The Shirt on His Back
In this newest installment in the Benjamin January mystery series, Ben sets off from New Orleans with friends Hannibal Sefton and Lieutenant Abishag Shaw in search of the man who killed Shaw’s youngest brother at Fort Ivy, a fur trading station “six weeks beyond the frontier.” Ben is reluctant to leave his pregnant wife, Rose, during fever season, but he can do with both a little adventure and a little extra money in the wake of 1837’s bank failings. On the trail of the killer, the three men join a pack-train to a fur-trading rendezvous along the Green River. But the mystery only deepens when another body is discovered: an elderly man, naked apart from a pair of black kid gloves. Between smoothing over relations between the rough-and-ready trappers and the local Omaha tribe and rubbing elbows with such notables as Kit Carson and Jim Bridger, Ben and friends unravel a much bigger and more sinister murder plot. Shaw must decide if personal revenge is worth endangering the rest of the rendezvous.
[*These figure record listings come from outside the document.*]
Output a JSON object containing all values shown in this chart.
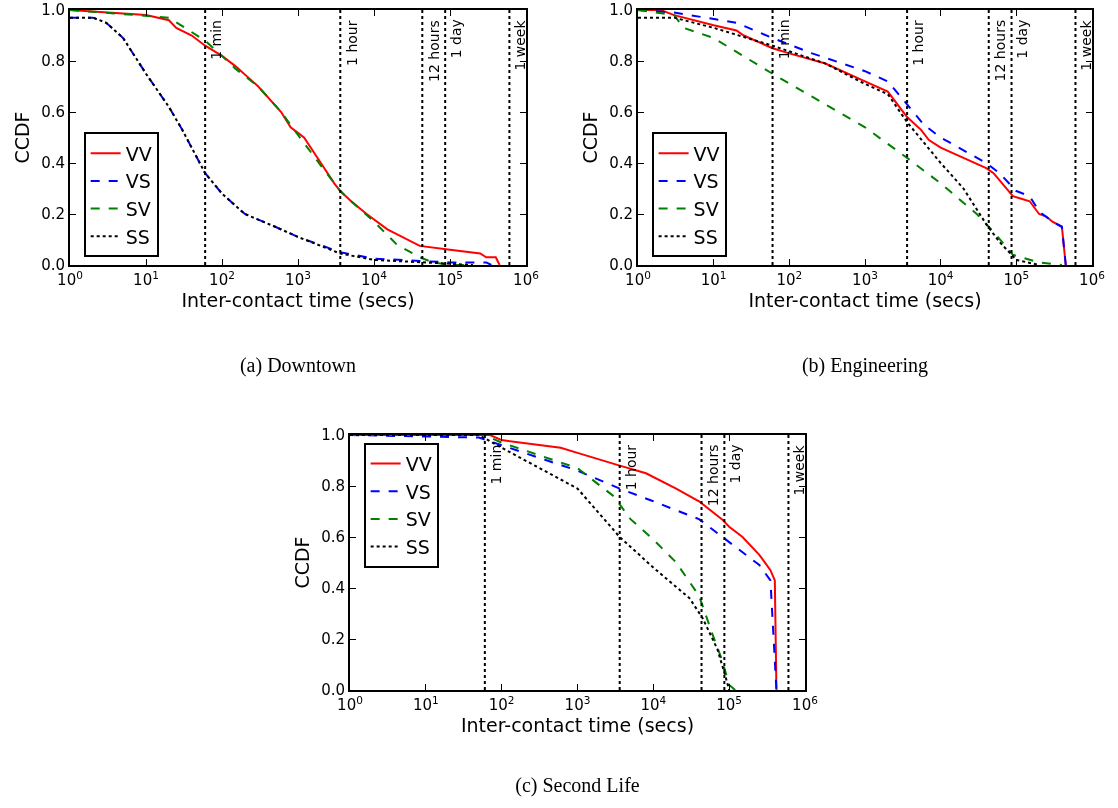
{
  "chart_data": [
    {
      "type": "line",
      "title": "(a) Downtown",
      "xlabel": "Inter-contact time (secs)",
      "ylabel": "CCDF",
      "log": "x",
      "grid": false,
      "legend": "bottom left",
      "xlim": [
        1,
        1000000
      ],
      "ylim": [
        0,
        1
      ],
      "xticks": [
        {
          "value": 1,
          "label": "10$^{0}$"
        },
        {
          "value": 10,
          "label": "10$^{1}$"
        },
        {
          "value": 100,
          "label": "10$^{2}$"
        },
        {
          "value": 1000,
          "label": "10$^{3}$"
        },
        {
          "value": 10000,
          "label": "10$^{4}$"
        },
        {
          "value": 100000,
          "label": "10$^{5}$"
        },
        {
          "value": 1000000,
          "label": "10$^{6}$"
        }
      ],
      "yticks": [
        {
          "value": 0,
          "label": "0.0"
        },
        {
          "value": 0.2,
          "label": "0.2"
        },
        {
          "value": 0.4,
          "label": "0.4"
        },
        {
          "value": 0.6,
          "label": "0.6"
        },
        {
          "value": 0.8,
          "label": "0.8"
        },
        {
          "value": 1,
          "label": "1.0"
        }
      ],
      "ref_lines": [
        {
          "axis": "x",
          "value": 60,
          "label": "1 min",
          "color": "#000000",
          "line_style": "dotted"
        },
        {
          "axis": "x",
          "value": 3600,
          "label": "1 hour",
          "color": "#000000",
          "line_style": "dotted"
        },
        {
          "axis": "x",
          "value": 43200,
          "label": "12 hours",
          "color": "#000000",
          "line_style": "dotted"
        },
        {
          "axis": "x",
          "value": 86400,
          "label": "1 day",
          "color": "#000000",
          "line_style": "dotted"
        },
        {
          "axis": "x",
          "value": 604800,
          "label": "1 week",
          "color": "#000000",
          "line_style": "dotted"
        }
      ],
      "series": [
        {
          "name": "VV",
          "color": "#ff0000",
          "line_style": "solid",
          "x": [
            1,
            10,
            20,
            25,
            40,
            60,
            100,
            150,
            300,
            600,
            800,
            1200,
            2000,
            3000,
            3600,
            5000,
            8000,
            15000,
            40000,
            100000,
            250000,
            300000,
            400000,
            450000
          ],
          "values": [
            1,
            0.98,
            0.96,
            0.93,
            0.9,
            0.86,
            0.82,
            0.78,
            0.7,
            0.6,
            0.54,
            0.5,
            0.4,
            0.32,
            0.29,
            0.25,
            0.2,
            0.14,
            0.075,
            0.06,
            0.045,
            0.03,
            0.03,
            0
          ]
        },
        {
          "name": "VS",
          "color": "#0000ff",
          "line_style": "dashed",
          "x": [
            1,
            2,
            3,
            5,
            10,
            20,
            30,
            60,
            100,
            200,
            500,
            1000,
            3600,
            10000,
            100000,
            300000,
            350000
          ],
          "values": [
            0.97,
            0.97,
            0.95,
            0.89,
            0.75,
            0.62,
            0.53,
            0.36,
            0.28,
            0.2,
            0.15,
            0.11,
            0.05,
            0.025,
            0.01,
            0.01,
            0
          ]
        },
        {
          "name": "SV",
          "color": "#008000",
          "line_style": "dashed",
          "x": [
            1,
            20,
            60,
            100,
            150,
            300,
            600,
            1000,
            2000,
            3600,
            5000,
            10000,
            20000,
            40000,
            60000,
            100000,
            200000
          ],
          "values": [
            1,
            0.97,
            0.88,
            0.82,
            0.77,
            0.7,
            0.6,
            0.51,
            0.39,
            0.29,
            0.25,
            0.17,
            0.08,
            0.03,
            0.01,
            0,
            0
          ]
        },
        {
          "name": "SS",
          "color": "#000000",
          "line_style": "dotted",
          "x": [
            1,
            2,
            3,
            5,
            10,
            20,
            30,
            60,
            100,
            200,
            500,
            1000,
            3600,
            10000,
            100000,
            200000
          ],
          "values": [
            0.97,
            0.97,
            0.95,
            0.89,
            0.75,
            0.62,
            0.53,
            0.36,
            0.28,
            0.2,
            0.15,
            0.11,
            0.045,
            0.02,
            0.005,
            0
          ]
        }
      ]
    },
    {
      "type": "line",
      "title": "(b) Engineering",
      "xlabel": "Inter-contact time (secs)",
      "ylabel": "CCDF",
      "log": "x",
      "grid": false,
      "legend": "bottom left",
      "xlim": [
        1,
        1000000
      ],
      "ylim": [
        0,
        1
      ],
      "xticks": [
        {
          "value": 1,
          "label": "10$^{0}$"
        },
        {
          "value": 10,
          "label": "10$^{1}$"
        },
        {
          "value": 100,
          "label": "10$^{2}$"
        },
        {
          "value": 1000,
          "label": "10$^{3}$"
        },
        {
          "value": 10000,
          "label": "10$^{4}$"
        },
        {
          "value": 100000,
          "label": "10$^{5}$"
        },
        {
          "value": 1000000,
          "label": "10$^{6}$"
        }
      ],
      "yticks": [
        {
          "value": 0,
          "label": "0.0"
        },
        {
          "value": 0.2,
          "label": "0.2"
        },
        {
          "value": 0.4,
          "label": "0.4"
        },
        {
          "value": 0.6,
          "label": "0.6"
        },
        {
          "value": 0.8,
          "label": "0.8"
        },
        {
          "value": 1,
          "label": "1.0"
        }
      ],
      "ref_lines": [
        {
          "axis": "x",
          "value": 60,
          "label": "1 min",
          "color": "#000000",
          "line_style": "dotted"
        },
        {
          "axis": "x",
          "value": 3600,
          "label": "1 hour",
          "color": "#000000",
          "line_style": "dotted"
        },
        {
          "axis": "x",
          "value": 43200,
          "label": "12 hours",
          "color": "#000000",
          "line_style": "dotted"
        },
        {
          "axis": "x",
          "value": 86400,
          "label": "1 day",
          "color": "#000000",
          "line_style": "dotted"
        },
        {
          "axis": "x",
          "value": 604800,
          "label": "1 week",
          "color": "#000000",
          "line_style": "dotted"
        }
      ],
      "series": [
        {
          "name": "VV",
          "color": "#ff0000",
          "line_style": "solid",
          "x": [
            1,
            2,
            3,
            10,
            20,
            25,
            60,
            100,
            300,
            1000,
            2000,
            3600,
            5500,
            7000,
            10000,
            20000,
            40000,
            50000,
            90000,
            150000,
            200000,
            250000,
            300000,
            400000,
            450000
          ],
          "values": [
            1,
            1,
            0.98,
            0.94,
            0.92,
            0.9,
            0.85,
            0.83,
            0.79,
            0.72,
            0.68,
            0.58,
            0.53,
            0.49,
            0.46,
            0.42,
            0.38,
            0.36,
            0.27,
            0.25,
            0.2,
            0.19,
            0.17,
            0.15,
            0
          ]
        },
        {
          "name": "VS",
          "color": "#0000ff",
          "line_style": "dashed",
          "x": [
            1,
            3,
            20,
            60,
            200,
            1000,
            2000,
            3600,
            6000,
            10000,
            40000,
            60000,
            100000,
            150000,
            200000,
            300000,
            400000,
            450000
          ],
          "values": [
            1,
            0.99,
            0.95,
            0.89,
            0.83,
            0.76,
            0.72,
            0.63,
            0.55,
            0.5,
            0.4,
            0.36,
            0.29,
            0.27,
            0.21,
            0.17,
            0.15,
            0
          ]
        },
        {
          "name": "SV",
          "color": "#008000",
          "line_style": "dashed",
          "x": [
            1,
            3,
            4,
            10,
            60,
            200,
            1000,
            3600,
            10000,
            30000,
            50000,
            90000,
            200000,
            400000
          ],
          "values": [
            1,
            0.98,
            0.93,
            0.89,
            0.75,
            0.66,
            0.54,
            0.42,
            0.32,
            0.2,
            0.13,
            0.04,
            0.01,
            0
          ]
        },
        {
          "name": "SS",
          "color": "#000000",
          "line_style": "dotted",
          "x": [
            1,
            3,
            10,
            60,
            300,
            1000,
            2000,
            3600,
            10000,
            20000,
            40000,
            60000,
            100000,
            200000
          ],
          "values": [
            0.97,
            0.97,
            0.93,
            0.86,
            0.79,
            0.71,
            0.67,
            0.56,
            0.4,
            0.3,
            0.16,
            0.09,
            0.02,
            0
          ]
        }
      ]
    },
    {
      "type": "line",
      "title": "(c) Second Life",
      "xlabel": "Inter-contact time (secs)",
      "ylabel": "CCDF",
      "log": "x",
      "grid": false,
      "legend": "top left",
      "xlim": [
        1,
        1000000
      ],
      "ylim": [
        0,
        1
      ],
      "xticks": [
        {
          "value": 1,
          "label": "10$^{0}$"
        },
        {
          "value": 10,
          "label": "10$^{1}$"
        },
        {
          "value": 100,
          "label": "10$^{2}$"
        },
        {
          "value": 1000,
          "label": "10$^{3}$"
        },
        {
          "value": 10000,
          "label": "10$^{4}$"
        },
        {
          "value": 100000,
          "label": "10$^{5}$"
        },
        {
          "value": 1000000,
          "label": "10$^{6}$"
        }
      ],
      "yticks": [
        {
          "value": 0,
          "label": "0.0"
        },
        {
          "value": 0.2,
          "label": "0.2"
        },
        {
          "value": 0.4,
          "label": "0.4"
        },
        {
          "value": 0.6,
          "label": "0.6"
        },
        {
          "value": 0.8,
          "label": "0.8"
        },
        {
          "value": 1,
          "label": "1.0"
        }
      ],
      "ref_lines": [
        {
          "axis": "x",
          "value": 60,
          "label": "1 min",
          "color": "#000000",
          "line_style": "dotted"
        },
        {
          "axis": "x",
          "value": 3600,
          "label": "1 hour",
          "color": "#000000",
          "line_style": "dotted"
        },
        {
          "axis": "x",
          "value": 43200,
          "label": "12 hours",
          "color": "#000000",
          "line_style": "dotted"
        },
        {
          "axis": "x",
          "value": 86400,
          "label": "1 day",
          "color": "#000000",
          "line_style": "dotted"
        },
        {
          "axis": "x",
          "value": 604800,
          "label": "1 week",
          "color": "#000000",
          "line_style": "dotted"
        }
      ],
      "series": [
        {
          "name": "VV",
          "color": "#ff0000",
          "line_style": "solid",
          "x": [
            1,
            70,
            100,
            600,
            1000,
            3600,
            8000,
            20000,
            40000,
            80000,
            100000,
            150000,
            250000,
            350000,
            400000,
            420000
          ],
          "values": [
            1,
            1,
            0.98,
            0.95,
            0.93,
            0.88,
            0.85,
            0.79,
            0.74,
            0.67,
            0.64,
            0.6,
            0.53,
            0.47,
            0.43,
            0
          ]
        },
        {
          "name": "VS",
          "color": "#0000ff",
          "line_style": "dashed",
          "x": [
            1,
            50,
            100,
            1000,
            3600,
            10000,
            40000,
            100000,
            250000,
            350000,
            420000
          ],
          "values": [
            1,
            0.99,
            0.96,
            0.86,
            0.79,
            0.74,
            0.67,
            0.58,
            0.49,
            0.43,
            0
          ]
        },
        {
          "name": "SV",
          "color": "#008000",
          "line_style": "dashed",
          "x": [
            1,
            60,
            100,
            1000,
            3000,
            5000,
            10000,
            20000,
            40000,
            60000,
            80000,
            100000,
            120000
          ],
          "values": [
            1,
            1,
            0.97,
            0.87,
            0.76,
            0.67,
            0.59,
            0.5,
            0.37,
            0.22,
            0.12,
            0.02,
            0
          ]
        },
        {
          "name": "SS",
          "color": "#000000",
          "line_style": "dotted",
          "x": [
            1,
            50,
            100,
            1000,
            3600,
            10000,
            30000,
            45000,
            70000,
            90000,
            100000
          ],
          "values": [
            1,
            1,
            0.95,
            0.79,
            0.6,
            0.48,
            0.36,
            0.28,
            0.16,
            0.05,
            0
          ]
        }
      ]
    }
  ]
}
As much as I enjoy the Benjamin January series, I found The Shirt on His Back difficult to get into at first. Not being in New Orleans with the cast of supporting characters I’ve grown to know and love was disconcerting at first. The new characters populating the Green River rendezvous are colorful, but at times I felt they almost overshadowed Ben and friends. But Hambly’s research is solid, the dialogue lively, and the mystery intriguing. Once the clues started coming in and Ben was fully engaged on the case, the pace picked up and it rounded into another satisfying mystery from Hambly.